Александр Владимирович не в силах был одолеть немоту. Он задыхался от объятий и волнения.
Алеша нащупал у него в пиджаке баночку.
– Что это, пап? Вот это - что?
Пастухов вытянул ее из кармана и дал Асе. Она ничего не могла понять и, держа в одной руке склянку, а другой по-прежнему обвивая его шею, заглядывала ему в самые зрачки, ища там ответа на единственное свое чувство к нему, которое ее потрясало. Ему хотелось, чтобы она прочла, что написано на баночке, и чтобы они вместе посмеялись. Жажда шутки не проходила у него, но первые его слова прозвучали так, что даже Ася, изучившая его манеру говорить чепуху с серьезной миной, приняла их за чистую монету.
– Арестантику подали ради Христа, - сказал он.

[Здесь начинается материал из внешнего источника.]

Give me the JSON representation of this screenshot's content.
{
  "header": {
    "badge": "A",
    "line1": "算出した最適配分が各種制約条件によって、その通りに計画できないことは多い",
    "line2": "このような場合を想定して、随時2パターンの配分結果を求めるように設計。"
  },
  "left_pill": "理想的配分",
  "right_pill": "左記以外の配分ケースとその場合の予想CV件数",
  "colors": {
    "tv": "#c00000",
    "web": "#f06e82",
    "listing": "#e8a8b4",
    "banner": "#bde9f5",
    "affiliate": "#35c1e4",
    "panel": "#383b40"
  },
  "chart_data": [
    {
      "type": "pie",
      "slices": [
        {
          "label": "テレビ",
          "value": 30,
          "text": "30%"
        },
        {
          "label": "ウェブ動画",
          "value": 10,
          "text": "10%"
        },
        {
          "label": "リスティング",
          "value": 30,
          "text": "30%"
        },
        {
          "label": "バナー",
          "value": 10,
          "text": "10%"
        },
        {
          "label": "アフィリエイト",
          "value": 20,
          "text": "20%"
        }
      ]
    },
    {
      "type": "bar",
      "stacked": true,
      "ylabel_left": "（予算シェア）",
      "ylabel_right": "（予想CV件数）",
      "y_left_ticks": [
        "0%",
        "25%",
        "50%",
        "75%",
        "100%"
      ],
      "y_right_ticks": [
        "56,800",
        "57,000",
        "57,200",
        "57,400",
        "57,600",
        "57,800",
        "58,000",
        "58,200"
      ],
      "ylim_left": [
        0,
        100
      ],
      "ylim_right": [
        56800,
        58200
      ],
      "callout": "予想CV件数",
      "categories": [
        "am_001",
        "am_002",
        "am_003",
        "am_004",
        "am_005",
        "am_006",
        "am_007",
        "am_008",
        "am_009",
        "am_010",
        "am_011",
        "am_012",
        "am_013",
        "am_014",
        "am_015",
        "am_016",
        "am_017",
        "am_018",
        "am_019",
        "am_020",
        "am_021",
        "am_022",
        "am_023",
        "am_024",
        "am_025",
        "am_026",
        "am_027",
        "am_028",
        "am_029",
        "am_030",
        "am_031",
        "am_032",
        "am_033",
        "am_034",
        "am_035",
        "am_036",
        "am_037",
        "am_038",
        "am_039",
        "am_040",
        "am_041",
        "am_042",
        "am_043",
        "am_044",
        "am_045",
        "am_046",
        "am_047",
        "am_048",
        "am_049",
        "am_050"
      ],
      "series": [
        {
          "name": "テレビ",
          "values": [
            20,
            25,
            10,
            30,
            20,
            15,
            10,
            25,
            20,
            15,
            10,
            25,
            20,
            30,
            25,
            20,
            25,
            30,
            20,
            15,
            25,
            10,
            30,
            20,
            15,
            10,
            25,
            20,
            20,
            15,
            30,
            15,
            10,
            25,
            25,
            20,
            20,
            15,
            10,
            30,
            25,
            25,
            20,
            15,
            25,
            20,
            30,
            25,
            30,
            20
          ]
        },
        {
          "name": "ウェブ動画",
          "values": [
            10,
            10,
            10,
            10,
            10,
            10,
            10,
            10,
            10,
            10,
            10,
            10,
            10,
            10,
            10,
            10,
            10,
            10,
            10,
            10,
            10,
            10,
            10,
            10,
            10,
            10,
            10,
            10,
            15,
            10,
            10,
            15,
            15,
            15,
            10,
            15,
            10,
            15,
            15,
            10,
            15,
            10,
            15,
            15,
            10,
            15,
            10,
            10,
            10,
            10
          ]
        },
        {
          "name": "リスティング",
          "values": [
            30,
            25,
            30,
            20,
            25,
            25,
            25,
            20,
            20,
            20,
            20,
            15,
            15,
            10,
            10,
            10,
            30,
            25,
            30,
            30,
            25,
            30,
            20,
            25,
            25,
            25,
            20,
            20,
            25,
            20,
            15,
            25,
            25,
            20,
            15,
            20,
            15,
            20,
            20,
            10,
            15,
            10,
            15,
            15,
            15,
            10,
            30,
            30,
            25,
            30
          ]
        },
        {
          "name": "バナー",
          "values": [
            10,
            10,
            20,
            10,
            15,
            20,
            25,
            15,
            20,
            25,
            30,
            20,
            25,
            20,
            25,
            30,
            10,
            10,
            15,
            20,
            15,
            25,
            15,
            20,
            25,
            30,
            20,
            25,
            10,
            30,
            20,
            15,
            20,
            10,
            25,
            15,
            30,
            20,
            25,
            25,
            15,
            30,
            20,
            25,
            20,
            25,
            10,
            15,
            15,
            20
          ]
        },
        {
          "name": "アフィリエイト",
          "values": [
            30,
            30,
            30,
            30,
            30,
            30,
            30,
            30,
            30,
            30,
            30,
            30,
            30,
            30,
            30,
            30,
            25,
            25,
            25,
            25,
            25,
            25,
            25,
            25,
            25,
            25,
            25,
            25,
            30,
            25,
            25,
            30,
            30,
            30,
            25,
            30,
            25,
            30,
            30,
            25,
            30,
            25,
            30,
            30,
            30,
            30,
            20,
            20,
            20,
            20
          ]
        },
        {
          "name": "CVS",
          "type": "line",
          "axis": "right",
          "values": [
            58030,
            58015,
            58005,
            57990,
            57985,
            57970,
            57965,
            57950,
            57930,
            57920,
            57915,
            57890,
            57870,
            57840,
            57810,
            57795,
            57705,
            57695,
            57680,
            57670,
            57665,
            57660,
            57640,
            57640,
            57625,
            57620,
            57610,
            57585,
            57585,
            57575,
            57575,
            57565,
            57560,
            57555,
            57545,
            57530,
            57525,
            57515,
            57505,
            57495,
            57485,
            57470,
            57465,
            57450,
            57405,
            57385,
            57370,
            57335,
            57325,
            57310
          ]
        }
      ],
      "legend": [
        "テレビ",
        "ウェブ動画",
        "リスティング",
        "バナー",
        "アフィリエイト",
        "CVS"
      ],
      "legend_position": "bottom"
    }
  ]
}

Она приложила к своей груди эту нелепую склянку с благодарным и растроганным порывом. И тогда Пастухов, со своим внезапным простодушием, захохотал, отнял у Аси баночку и швырнул на стол, бормоча сквозь смех:
– Потом... потом... посмотришь, что это за соус!
Она старалась улыбаться его смеху, все еще ничего не понимая и не желая ничего понимать, кроме своего счастья.
Ольга Адамовна, вытирая платочком глаза, стесняясь, выглядывала из-за двери: она вполне отдавала себе отчет, что это нескромно, но не могла не участвовать в необычайном свидании супругов.
Пастухов важно приблизился к ней, нагнулся к ее руке. Лицо ее покрылось пятнами, кудерьки задрожали. Она притворила за собой дверь.
Он крикнул ей:
– Ольга Адамовна, милая! Умоляю - поскорей помыться! Нельзя ли там, у хозяев, баньку, а?
Когда улеглось смятение поднявшихся с самой глубины души переживаний, и разум восстановил свое господство над мыслями, и Пастухов смог наскоро рассказать о себе, и Ася смогла выслушать рассказ - к этому времени Алеша был уже занят своими играми, а Ольга Адамовна воевала с коптившими фитилями керосинки.